Un appello in cui si attribuiscono le responsabilità del perdurare della crisi che stanno attraversando molti paesi europei, a quella classe politica che ha permesso alle priorità economiche di prendere il sopravvento su quelle sociali, così che a pagarne il prezzo fossero le categorie sociali più povere. “In Grecia e negli altri paesi colpiti dalla crisi economica, le politiche messe in atto finora hanno riguardato esclusivamente l’ambito economico, fiscale e finanziario, decidendo di investire solo sul salvataggio delle banche e non delle scuole, delle università, dei centri di ricerca, delle fabbriche, degli ospedali o più semplicemente delle famiglie”.
Parole che acquistano ulteriore spessore se associate alle riflessioni riportate da Papa Francecso nell’enciclica "Laudato Sì". “Ci sono troppi interessi particolari e molto facilmente l’interesse economico arriva a prevalere sul bene comune e a manipolare l’informazione per non vedere colpiti i suoi progetti” -  e ancora - “Il salvataggio a ogni costo delle banche, facendo pagare il prezzo alla popolazione, senza la ferma decisione di rivedere e riformare l’intero sistema, riafferma un dominio assoluto della finanza che non ha futuro e che potrà solo generare nuove crisi dopo una lunga, costosa e apparente cura”.

E Caritas nel suo appello continua: “La risposta alla crisi ha ignorato 'l’Europa sociale' e ha segnato l’inizio dello smantellamento di molti di quei meccanismi che finora avevano protetto le fasce più vulnerabili della popolazione. Il degrado o la scomparsa della solidarietà ha prodotto il dilagare di egocentrismi, la perdita del senso dell’interesse collettivo. I ricchi sono diventati più ricchi, e i poveri sempre più poveri. Si è persa l’occasione, come sottolinea ancora il Papa nell’ Enciclica – “per sviluppare una nuova economia più attenta ai principi etici”. Bisogna tornare a guardare al benessere di una comunità nel suo complesso; c’è bisogno di un’alternativa all’approccio attuale, nella quale la coesione e l’inclusione sociale assumano un ruolo altrettanto significativo rispetto alla dimensione economica”.

Argomentando la necessità di riattivare la solidarietà tra popoli, paesi, città e persone, non manca un riferimento alle parole di Giovanni Paolo II quando esortava L'Europa a “farsi parte attiva nel promuovere e realizzare una globalizzazione nella solidarietà. (..) una sorta di globalizzazione “della” solidarietà e dei connessi valori di equità, giustizia e libertà, nella ferma convinzione che il mercato chiede di essere opportunamente controllato dalle forze sociali e dallo Stato, in modo da garantire la soddisfazione delle esigenze fondamentali di tutta la società”.

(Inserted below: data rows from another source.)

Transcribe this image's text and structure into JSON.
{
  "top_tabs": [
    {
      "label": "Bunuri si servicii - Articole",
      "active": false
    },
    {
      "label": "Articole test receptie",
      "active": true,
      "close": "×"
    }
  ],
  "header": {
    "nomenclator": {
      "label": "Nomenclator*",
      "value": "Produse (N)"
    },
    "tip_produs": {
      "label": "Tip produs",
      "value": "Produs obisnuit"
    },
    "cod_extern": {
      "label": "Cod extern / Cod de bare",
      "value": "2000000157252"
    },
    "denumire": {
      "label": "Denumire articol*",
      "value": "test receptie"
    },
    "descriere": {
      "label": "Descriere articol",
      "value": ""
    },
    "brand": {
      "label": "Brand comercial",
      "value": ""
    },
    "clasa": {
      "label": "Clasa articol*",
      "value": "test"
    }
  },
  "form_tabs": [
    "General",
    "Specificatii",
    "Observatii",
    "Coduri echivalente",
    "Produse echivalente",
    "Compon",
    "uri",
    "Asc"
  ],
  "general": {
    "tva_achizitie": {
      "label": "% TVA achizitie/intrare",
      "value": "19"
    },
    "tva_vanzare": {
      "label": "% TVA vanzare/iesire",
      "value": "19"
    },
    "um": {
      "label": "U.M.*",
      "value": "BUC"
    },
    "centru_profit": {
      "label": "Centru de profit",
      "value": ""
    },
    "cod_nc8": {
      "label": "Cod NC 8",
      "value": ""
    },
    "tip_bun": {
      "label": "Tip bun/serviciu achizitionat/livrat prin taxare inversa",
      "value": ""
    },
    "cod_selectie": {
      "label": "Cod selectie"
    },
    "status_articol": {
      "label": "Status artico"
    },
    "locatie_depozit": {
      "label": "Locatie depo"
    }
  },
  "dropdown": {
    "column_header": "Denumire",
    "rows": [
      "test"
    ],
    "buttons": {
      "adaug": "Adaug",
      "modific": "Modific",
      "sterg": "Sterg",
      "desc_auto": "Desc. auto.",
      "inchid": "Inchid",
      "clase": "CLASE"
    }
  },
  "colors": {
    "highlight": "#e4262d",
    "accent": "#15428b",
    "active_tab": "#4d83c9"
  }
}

E conclude: “La Grecia assieme all’emergenza profughi e alla guerra in Ucraina può distruggere il progetto politico dell’Europa, oppure proprio da queste emergenze può partire un cambiamento, l’inizio di un’inversione di rotta che rimetta la solidarietà, la democrazia, i diritti al centro della politica europea. I diritti di tutti, non i privilegi di pochi. Bisogna rafforzare la consapevolezza che siamo una sola famiglia umana e non c’è spazio per la globalizzazione dell’indifferenza. Non è ammissibile che una nazione europea non abbia la solidarietà degli altri stati europei; vuol dire che l’Europa non è una comunità. Non è in gioco il destino della Grecia ma quello dell’intera Europa”.